In one embodiment, when the target element includes a footer, determining a footer row of the target document comprises:

and performing similarity calculation on the pattern strings of the 10 pages behind the target document to determine a footer row.

It should be noted that when the similarity of a certain line in 10 pages exceeds the set similarity threshold, a header line or a footer line may be determined; when the target element in the present application includes a plurality of elements, the target document is processed according to the element order.

One of the core points of this application: according to the method and the device, after the target document is read, the target element is set for the target document by combining the type tag of the target document, manual setting can be performed, automatic setting can also be performed through the incidence relation, the extraction and filtering requirements for the target document under different scenes can be met, and the extracted content can better meet the user requirements.

The second core point of the application is: the target elements in the application comprise paragraphs, chapters, headers, footers and the like, combinations of different target elements are set for target documents of different types of labels, corresponding processing modes are matched for the elements, and the accuracy of target document extraction can be guaranteed.

Part of data in the formula is obtained by removing dimension and taking the value to calculate, and the formula is obtained by simulating a large amount of collected data through software and is closest to a real situation; the preset parameters and the preset threshold values in the formula are set by those skilled in the art according to actual conditions or obtained through simulation of a large amount of data.

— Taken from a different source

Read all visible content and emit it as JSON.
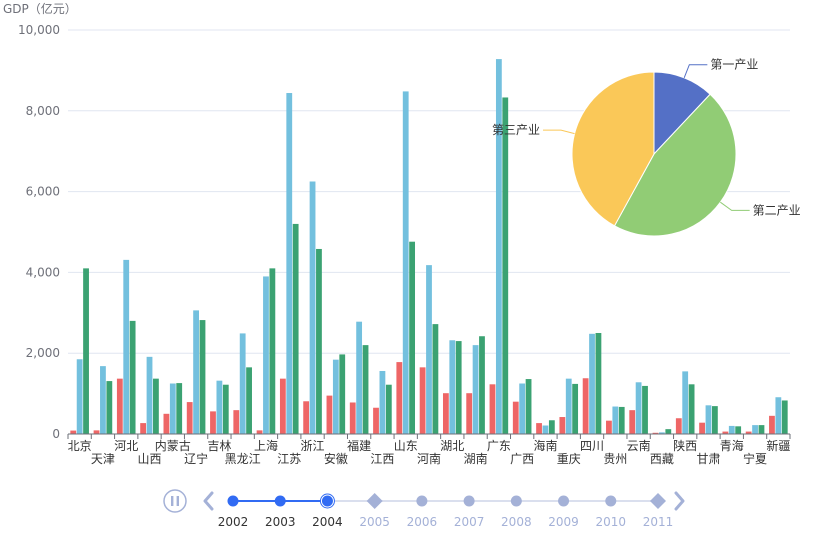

The working principle of the invention is as follows:

reading a target document and acquiring a corresponding type label; and setting target elements for the type labels in a manual setting or automatic setting mode.

And calling a processing method corresponding to the target element, and analyzing the target document page by page to acquire target content.

Although the present invention has been described in detail with reference to the preferred embodiments, it will be understood by those skilled in the art that various changes may be made and equivalents may be substituted for elements thereof without departing from the spirit and scope of the present invention.

Claims

1. A content filtering method for a target object, comprising:

dividing and filtering the target document according to the target elements to obtain target content; wherein the type tag is set by a content attribute of the target document.

2. The content filtering method for a target object according to claim 1, wherein automatically setting a target element according to a type tag of the target document comprises:

acquiring a type label of a target document;

3. The method for filtering contents of a target object according to claim 1, wherein when said target element includes a paragraph, paragraph division is performed on a target document, including:

4. The content filtering method for a target object according to claim 1, wherein when the target element includes a chapter, performing chapter division on a target document includes:

5. The method of claim 1, wherein when the target element comprises a header, determining a header line of the target document comprises:

6. The content filtering method for the target object according to claim 5, wherein when the target element includes a footer, determining a footer line of the target document comprises:

7. The method of claim 6, wherein corresponding content in the target document is automatically filtered when determining the header line and/or the footer line.